A strange and interesting phenomenon occurs in the depths of the planets of my heart Neptune and Uranus, where these depths can rain diamonds, and scientists have come up with new experimental evidence that shows how this can happen.
Mating and separation mechanisms
The hypothesis says that intense heat and pressure - thousands of kilometers below the surface of these ice giants - should decompose hydrocarbons, with carbon being compressed into diamonds and diving deeper into planetary cores.
The new experiment used a X-ray laser from the Coherent Light Source (LCLS) of Stanford University's SLAC National Accelerator Laboratory to perform the most accurate measurements to date on how the "diamond rain" process occurred, and found that carbon is directly converted into crystalline diamonds.
"This research provides data on a phenomenon that is very difficult to computerize," explained plasma physicist Mike Dunn, director of LCLS, who is not involved in the study, when susceptibility to mixing, union or separation when mixing.
Ice giants
Both Neptune and Uranus are our most unknown planets in the Solar System. They are very distant planets that only one space probe has approached, Voyager 2, and that was through flight, not a long-term ad hoc mission.
But ice giants are very common in the larger Milky Way galaxy - according to NASA - as Neptune-like exoplanets are ten times more diffuse than Jupiter-like exoplanets.
Thus, understanding the ice giants in our solar system is vital to understanding planets throughout the galaxy. To get to know her better, we need to know what's going on beneath the quiet blue exterior.

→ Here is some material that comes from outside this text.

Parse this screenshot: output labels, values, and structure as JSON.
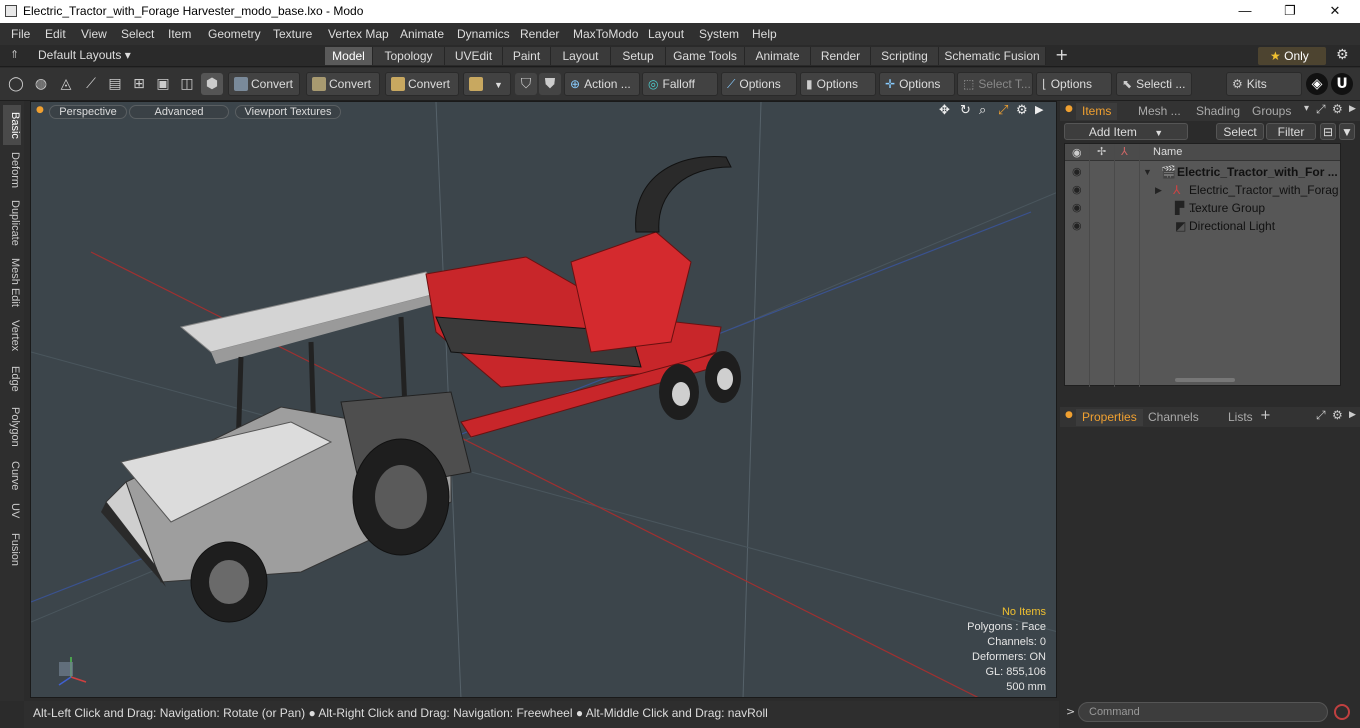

We know that the atmosphere of Neptune and Uranus consists mainly of hydrogen and helium, with a small amount of methane. And beneath these atmospheric layers, a super-dense liquid of "icy" material like water, methane and ammonia wraps around the planet’s core.
Calculations and experiments, dating back decades, have shown that with sufficient pressure and temperature, methane can be broken down into diamonds, indicating that the latter can form inside this hot, dense material.
Deep Neptune simulation
Due to the difficulty in repeating the interior of giant planets here on Earth, it took some intense equipment, and this is what LCLS has provided.
And there was a need for matter to duplicate the things inside that giant planet. For this, the hydrocarbon polystyrene (C8H8) team used instead of methane (CH4).
The first step was to heat the materials and press them to duplicate the conditions inside Neptune at a depth of about 10,000 kilometers (6,214 miles).
Where optical laser pulses generate shock waves in polystyrene, which heats the material up to about 5,000 K (4 thousand and 727 ° C) and it also creates intense pressure.
"We produce about 1.5 million bars, which is equivalent to the pressure exerted by the weight of about 250 African villas on the surface of the thumbnail," says German physicist Dominik Kraus, involved in the new study.
Repeatability with other planets
Kraus says the team used a different method from previous studies to measure the extent of X-ray scattering of electrons in polystyrene, and this allowed them to monitor the conversion of carbon to diamonds.
He adds that in the case of ice giants they now know that carbon almost exclusively produces diamonds when they separate, and does not take the form of liquid as a transition.
This is important, because there is something really strange about Neptune, and that is that its interior is hotter than it should be. In fact, it gives 2.6 times more energy than it absorbs from the sun.
If diamonds - which are more dense than the surrounding materials - are raining inside the planet, they may release gravitational energy, which is converted into heat resulting from friction between the diamonds and the materials surrounding them.
With this technique, Kraus believes, they will be able to see how hydrogen and helium mix and separate, and other elements inside gas giants like Jupiter and Saturn.